“The principle that a child should have as much contact as possible with each parent remains a part of the court’s best interests considerations. However, the Divorce Act’s previous reference, in the heading to the relevant section, to “maximum” contact has been removed. However, the operative terms in the section remain the same.
Whether “as much contact as possible” or “maximum”, the notion of ensuring that a child enjoys as much contact with each parent as is consistent with their best interests remains an important consideration for the determination of their parenting time.
The present provision, s. 16(6) states:
Parenting time consistent with best interests of child
(6) In allocating parenting time, the court shall give effect to the principle that a child should have as much time with each spouse as is consistent with the best interests of the child.
The previous provision stated:
Maximum contact
(10) In making an order under this section, the court shall give effect to the principle that a child of the marriage should have as much contact with each spouse as is consistent with the best interests of the child and, for that purpose, shall take into consideration the willingness of the person for whom custody is sought to facilitate such contact.
Whether this change in the heading is merely semantic remains a point to be argued.

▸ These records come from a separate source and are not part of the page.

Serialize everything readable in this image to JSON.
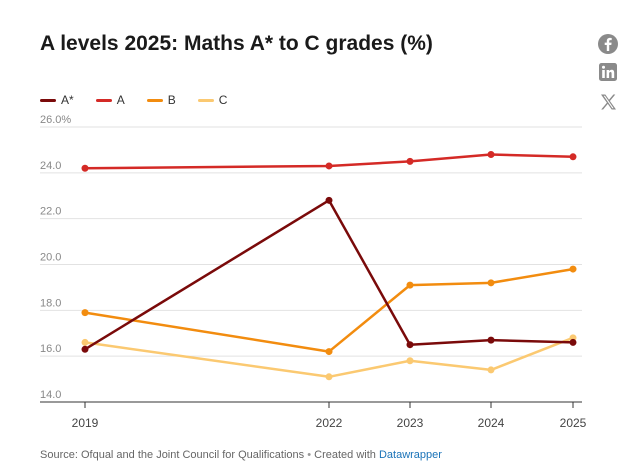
{
  "header": {
    "title": "A levels 2025: Maths A* to C grades (%)"
  },
  "social": {
    "facebook_icon": "facebook-icon",
    "linkedin_icon": "linkedin-icon",
    "x_icon": "x-icon",
    "icon_color": "#888888"
  },
  "chart_data": {
    "type": "line",
    "title": "A levels 2025: Maths A* to C grades (%)",
    "xlabel": "",
    "ylabel": "",
    "x": [
      2019,
      2022,
      2023,
      2024,
      2025
    ],
    "x_tick_labels": [
      "2019",
      "2022",
      "2023",
      "2024",
      "2025"
    ],
    "y_ticks": [
      14.0,
      16.0,
      18.0,
      20.0,
      22.0,
      24.0,
      26.0
    ],
    "y_tick_labels": [
      "14.0",
      "16.0",
      "18.0",
      "20.0",
      "22.0",
      "24.0",
      "26.0%"
    ],
    "ylim": [
      14.0,
      26.0
    ],
    "xlim": [
      2019,
      2025
    ],
    "grid": "horizontal",
    "legend_position": "top-left",
    "series": [
      {
        "name": "A*",
        "color": "#7a0a0a",
        "values": [
          16.3,
          22.8,
          16.5,
          16.7,
          16.6
        ]
      },
      {
        "name": "A",
        "color": "#d42a26",
        "values": [
          24.2,
          24.3,
          24.5,
          24.8,
          24.7
        ]
      },
      {
        "name": "B",
        "color": "#f28c0f",
        "values": [
          17.9,
          16.2,
          19.1,
          19.2,
          19.8
        ]
      },
      {
        "name": "C",
        "color": "#fbc971",
        "values": [
          16.6,
          15.1,
          15.8,
          15.4,
          16.8
        ]
      }
    ]
  },
  "footer": {
    "source_text": "Source: Ofqual and the Joint Council for Qualifications",
    "separator": "•",
    "created_with": "Created with",
    "link_text": "Datawrapper"
  }
}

The point was not raised before me. However, I note that in Rigillio v Rigillio, 2019 ONCA 548, the Court of Appeal for Ontario found that a court’s failure to advert to what was then the maximum contact principle represented an error in law. Any judge who departs from the principle must provide reasons for doing so. Implicit in that principle is the notion that those reasons must be in a child’s best interests.
Despite the changed wording of the heading and any potential implications, it remains necessary for any court making a parenting decision to avert to the s. 16(6) principle.”